Your Eminence, what does the war we are witnessing mean for the Christian communities of the Holy Land?
Christian communities, which have always had the sense of being merely tolerated, now fear that they may no longer be tolerated at all. As a result, they want to flee.
Take what has happened in Syria, for example: in just a few years, we have lost 80% of Christians. This means that the Holy Land—the land where Jesus was born, where early Christianity developed, where the first liturgies were formed, where the first Fathers of the Church spoke to the world and enriched doctrine, where the Councils took place—is in danger of being emptied of the living Christian presence embodied by real men and women, which is an essential part of its identity.
As a Church, we cannot resign ourselves to this, nor can we abandon these communities—who are part of us—to such a fate.

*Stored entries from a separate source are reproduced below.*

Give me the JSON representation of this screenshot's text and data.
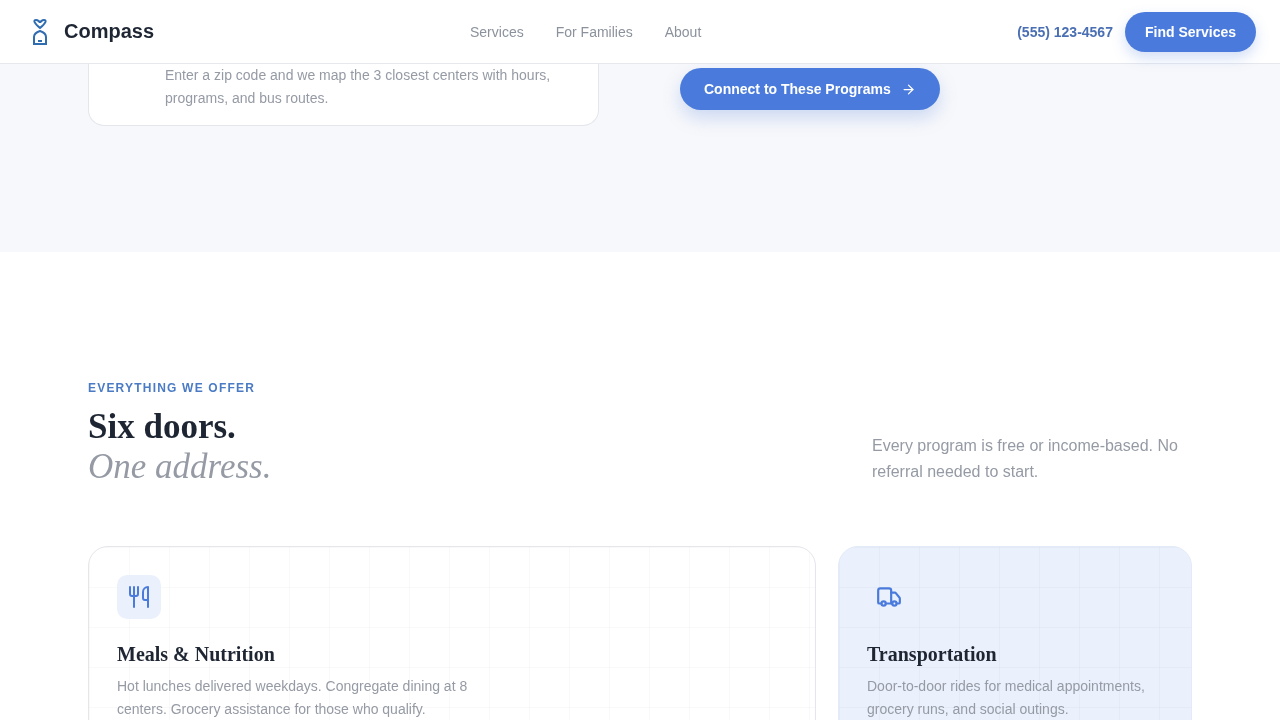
{
  "header": {
    "brand": "Compass",
    "nav": [
      {
        "label": "Services"
      },
      {
        "label": "For Families"
      },
      {
        "label": "About"
      }
    ],
    "phone": "(555) 123-4567",
    "cta": "Find Services"
  },
  "intro": {
    "card_text": "Enter a zip code and we map the 3 closest centers with hours, programs, and bus routes.",
    "button": "Connect to These Programs"
  },
  "offer": {
    "eyebrow": "EVERYTHING WE OFFER",
    "title": "Six doors.",
    "subtitle": "One address.",
    "note": "Every program is free or income-based. No referral needed to start.",
    "cards": [
      {
        "kind": "meals",
        "title": "Meals & Nutrition",
        "text": "Hot lunches delivered weekdays. Congregate dining at 8 centers. Grocery assistance for those who qualify."
      },
      {
        "kind": "transport",
        "title": "Transportation",
        "text": "Door-to-door rides for medical appointments, grocery runs, and social outings."
      }
    ]
  }
}
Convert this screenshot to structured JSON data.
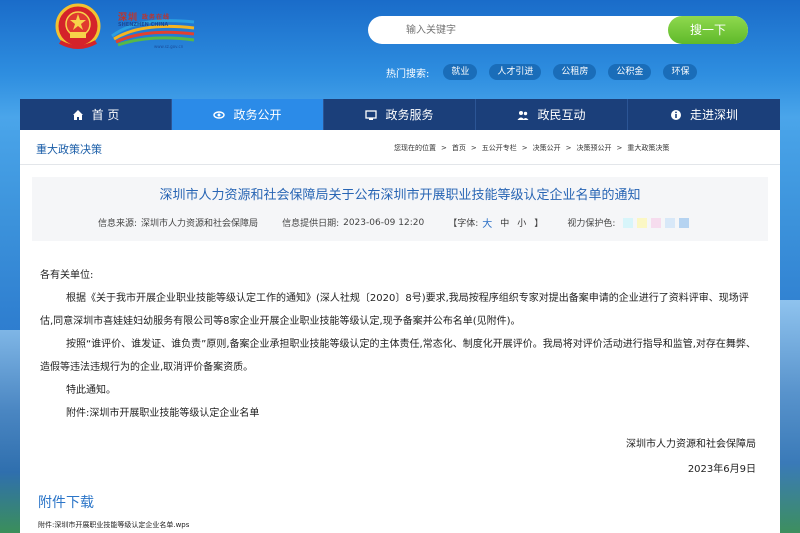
{
  "header": {
    "logo_title": "深圳",
    "logo_subtitle": "SHENZHEN CHINA",
    "logo_url": "www.sz.gov.cn",
    "logo_tag": "政务在线"
  },
  "search": {
    "placeholder": "输入关键字",
    "button_label": "搜一下"
  },
  "hot_search": {
    "label": "热门搜索:",
    "tags": [
      "就业",
      "人才引进",
      "公租房",
      "公积金",
      "环保"
    ]
  },
  "nav": {
    "items": [
      {
        "label": "首 页",
        "icon": "home-icon"
      },
      {
        "label": "政务公开",
        "icon": "open-icon"
      },
      {
        "label": "政务服务",
        "icon": "service-icon"
      },
      {
        "label": "政民互动",
        "icon": "people-icon"
      },
      {
        "label": "走进深圳",
        "icon": "info-icon"
      }
    ],
    "active_index": 1
  },
  "breadcrumb": {
    "section_title": "重大政策决策",
    "location_label": "您现在的位置",
    "items": [
      "首页",
      "五公开专栏",
      "决策公开",
      "决策预公开",
      "重大政策决策"
    ],
    "separator": ">"
  },
  "article": {
    "title": "深圳市人力资源和社会保障局关于公布深圳市开展职业技能等级认定企业名单的通知",
    "source_label": "信息来源:",
    "source": "深圳市人力资源和社会保障局",
    "date_label": "信息提供日期:",
    "date": "2023-06-09 12:20",
    "font_label": "【字体:",
    "font_options": [
      "大",
      "中",
      "小"
    ],
    "font_close": "】",
    "vision_label": "视力保护色:",
    "vision_colors": [
      "#d7f5fa",
      "#fbf7c4",
      "#f6dcee",
      "#d8e8f8",
      "#b5d3f1"
    ],
    "salutation": "各有关单位:",
    "paragraphs": [
      "根据《关于我市开展企业职业技能等级认定工作的通知》(深人社规〔2020〕8号)要求,我局按程序组织专家对提出备案申请的企业进行了资料评审、现场评估,同意深圳市喜娃娃妇幼服务有限公司等8家企业开展企业职业技能等级认定,现予备案并公布名单(见附件)。",
      "按照“谁评价、谁发证、谁负责”原则,备案企业承担职业技能等级认定的主体责任,常态化、制度化开展评价。我局将对评价活动进行指导和监管,对存在舞弊、造假等违法违规行为的企业,取消评价备案资质。"
    ],
    "closing": "特此通知。",
    "attachment_note": "附件:深圳市开展职业技能等级认定企业名单",
    "signature": "深圳市人力资源和社会保障局",
    "sign_date": "2023年6月9日"
  },
  "attachments": {
    "title": "附件下载",
    "file": "附件:深圳市开展职业技能等级认定企业名单.wps"
  },
  "colors": {
    "nav_bg": "#1b3f7a",
    "nav_active": "#2b8be8",
    "title_blue": "#2865b4",
    "search_button": "#6cc23a"
  }
}
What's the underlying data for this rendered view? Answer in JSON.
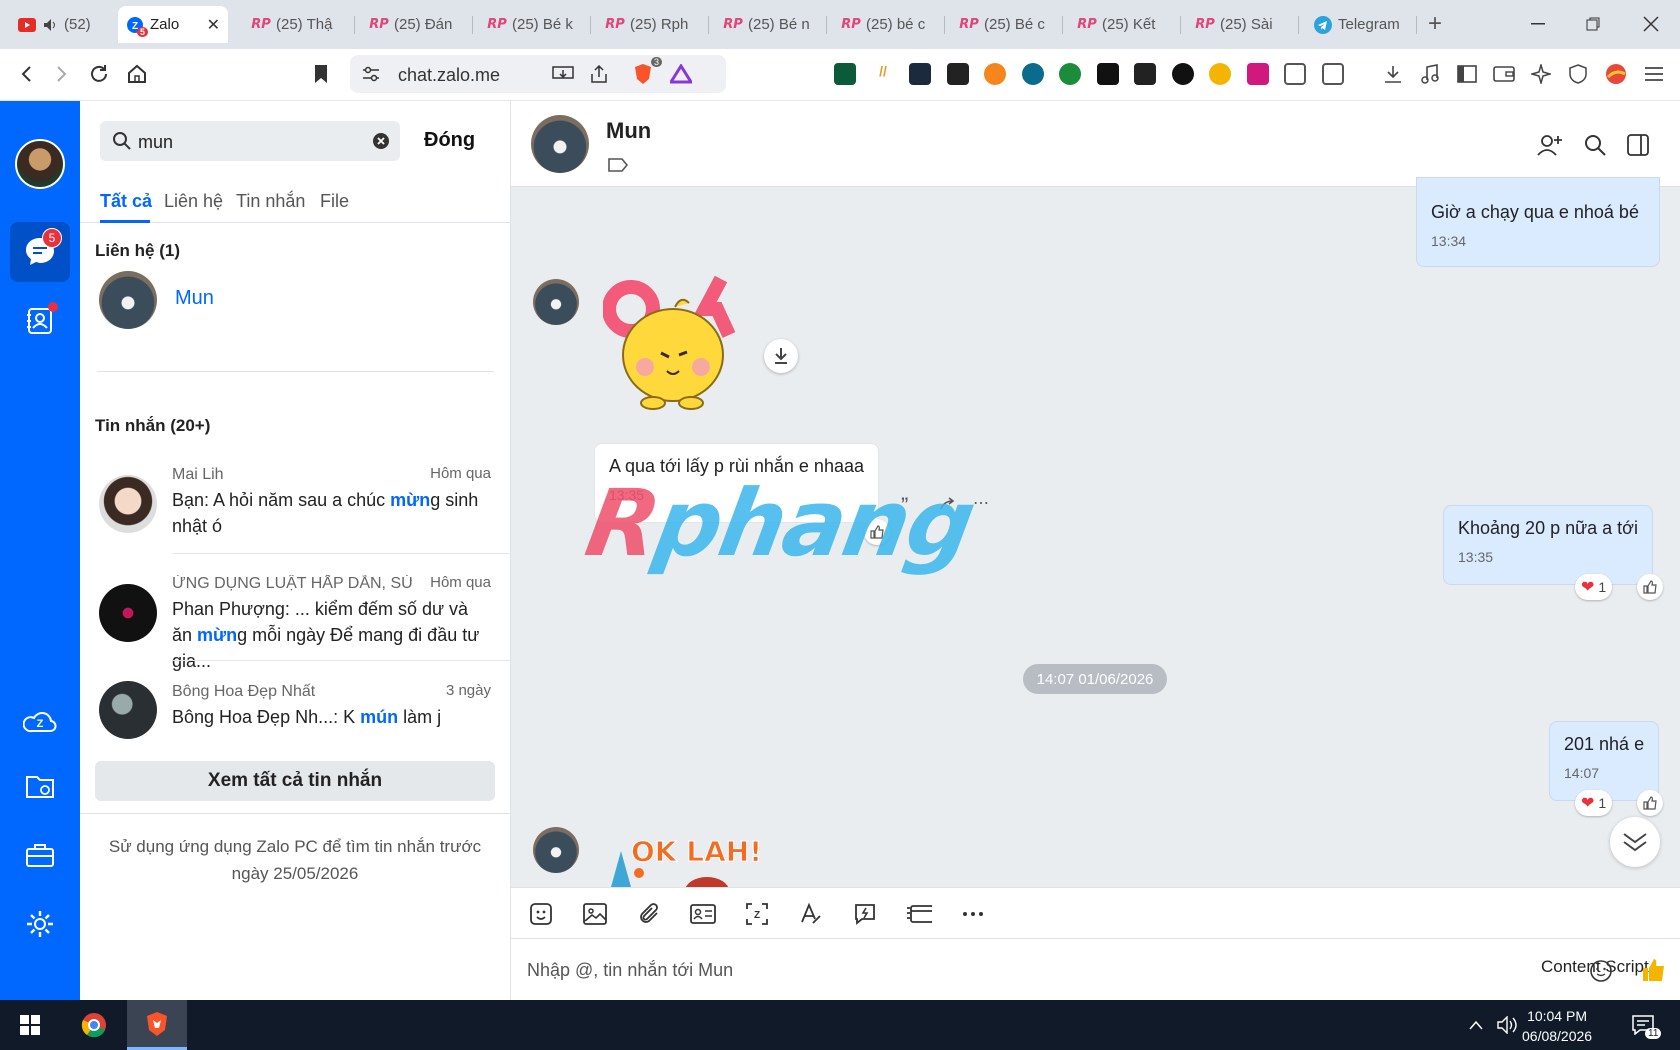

Moreover, this discrimination does not affect only them, but all “minorities,” which sooner or later are or will be threatened in the same way.
We are speaking of very ancient communities, with a clear and steadfast Christian faith, a strong spirit of solidarity, and a deep attachment to the Church, which has been a mother to all: caring for their children, finding housing so they could endure, supporting their small businesses, and above all keeping alive their faith and their sense of purpose. Where will they go? Who will welcome them? Who will preserve their identity, without which the Church itself would be deeply wounded?
Normally, the proceeds of the collection are used for development projects, micro-enterprises, reconstruction, and the restoration of holy places. What are the priorities today?
Today, we are talking about survival.
Whenever even a small opening appears that allows us to be present, we do everything we can to save lives, even though our efforts are often thwarted. We are not speaking only of the Holy Land in the strict sense. The war is spreading in a frightening way, and no one seems to consider what all this implies politically, as well as humanly and religiously.
Can anyone explain what the meaning of all this is? What does it mean to once again propose the crude categories of “good people” and “bad people”? Our first task now is to help not only Christians, but all those in similar conditions, to survive and to defend their rights.
Among the main areas of focus are education and youth formation…
We are considering proposing to the Holy Father that part of the collection be allocated to paying school fees for Christian children attending our schools in the countries of the Holy Land and the Middle East.
These are poor families who go so far as to mortgage their homes in order to educate their children and ensure that their cultural heritage is not lost. Helping Christian families in this way also means helping them to remain and to guarantee a future for their children in their own lands. People have always been generous in contributing to the Holy Land Collection, and knowing that their donations also enable children to return to school is certainly a strong encouragement to that generosity.
There seems to be declining public awareness to what is happening internationally. What message would you give to awaken compassion in society?
Abstract theorizing is useless. We must look at the concrete details to understand whether this is the world we want. From a Christian perspective, we are working to build a society that is the opposite of what the Gospel teaches.
In the minds of many, unfortunately, God has been replaced by money—and this kind of idol demands human sacrifices. Too many people, even among those who call themselves Christians, now see their only goal as financial success, which in reality benefits very few while bringing misery to entire peoples. The Lord said it clearly: “You cannot serve both God and money.”
Let us ask ourselves, then, how we would react if one day our own children were taken and sent to war. Let us ask why our young people feel so lost, and why they are increasingly tempted by violence or self-destruction.
In this sense, the Holy Land Collection represents a significant form—among many others—of mobilization to say: there are people who are suffering because of what is happening in the places where Jesus Christ is felt, where the very air carries what He breathed and what He infused into it. Let us not allow the sacramental nature of those places and those peoples to be erased. It is a symbol for the entire world.